We met at a car dealership in Melbourne’s northern suburbs. I was test-driving 2 cars to see which one I liked best. The test drives went without incident and my decision was an easy one. I wanted a specific car, in a specific colour. Let’s work out a price and I’ll buy today.
However, there was only one of this type of car in Australia and it wasn’t in Victoria. So it has to be transported over. No big deal, let’s do it I said. Mind you this car isn’t a rare type of Ferrari or anything! It’s a Mazda but the new model is soon to be released hence the production of the current model has ceased.
It Became Complicated
Things then became really hard. The salesperson commenced the to-ing and fro-ing from the managers’ office to ‘try and make the deal work’. They were having such trouble with the price and ‘making it work for me’ because there were transport costs involved in getting the car to Victoria, so I would have to cover the cost to have it transferred here. But, as they also had to return a car to the interstate dealership, I would need to cover that cost too? Confusing! How is that working for me?
Then, if I wasn’t to cover the return transport cost, I couldn’t have the tinting I wanted to be included in the price because the dealership would lose money! Really? He was back and forward and I was still unsure if I could even have this car at this stage because the dealership ‘doesn’t like doing this’! The friend I was with was getting rather annoyed as I was with this ridiculous counter offering and lots of BS. So we left. I asked the guy to call me if I could have the car.
As I was driving home I reflected on this and thought what a dampener had been put on something that should be exciting.
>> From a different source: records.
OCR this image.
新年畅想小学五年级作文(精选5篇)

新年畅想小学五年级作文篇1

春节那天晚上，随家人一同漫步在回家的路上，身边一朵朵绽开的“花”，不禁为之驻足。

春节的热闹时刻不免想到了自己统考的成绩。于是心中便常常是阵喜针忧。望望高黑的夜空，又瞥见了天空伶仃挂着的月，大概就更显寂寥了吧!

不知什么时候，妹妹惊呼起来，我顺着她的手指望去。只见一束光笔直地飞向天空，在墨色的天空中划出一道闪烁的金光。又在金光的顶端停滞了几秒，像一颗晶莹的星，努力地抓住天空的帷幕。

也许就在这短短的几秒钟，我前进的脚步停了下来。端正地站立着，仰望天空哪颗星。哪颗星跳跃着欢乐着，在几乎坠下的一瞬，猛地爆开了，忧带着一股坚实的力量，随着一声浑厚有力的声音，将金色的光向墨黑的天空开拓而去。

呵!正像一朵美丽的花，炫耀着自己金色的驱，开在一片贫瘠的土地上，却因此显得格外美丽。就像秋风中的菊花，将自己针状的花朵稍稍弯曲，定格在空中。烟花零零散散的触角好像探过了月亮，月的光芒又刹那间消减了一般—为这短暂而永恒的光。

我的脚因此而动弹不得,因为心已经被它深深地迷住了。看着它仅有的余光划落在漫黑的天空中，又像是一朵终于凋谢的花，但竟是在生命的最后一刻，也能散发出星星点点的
These guys couldn’t have made it harder for me to buy from them and I certainly didn’t appreciate it. I felt completely unvalued as a client and very annoyed. So I thought I’d approach another dealership in Melbourne to see what they could do.
I called, told them the story, advised the price I was happy to pay and within 30-minutes, the deal was done, at a lesser cost with pick up in a week! Contract sent over email, deposit paid on phone. No games, no counter offering, no BS. All so very easy.
The Way It Should Be.
There is a big lesson here – make it easy for your clients to buy from you. Your clients now have options and information at their fingertips. Tolerance is low for the kind of what I would call ‘old school’ strategies of the back and forward between the salesperson and the manager to ‘make a deal work’. Be transparent. Your team should be empowered to make decisions to ensure the buying process is seamless, and if they don’t you as the leader, need to present yourself and have the discussion rather than waste your client’s time hiding behind your salesperson. That is not a relevant strategy and is certainly one that will lose you a sale. This is all about basic respect for your client.
I was going to buy a car that day, somewhere. And it ended up being from the people who made it easy. Good service shouldn’t be hard to find. Information shouldn’t need to be extracted. Whether your sales process is online or in person, and I’m guessing the two will probably go hand in hand on most cases, make it easy. Or your potential client will walk – as I did.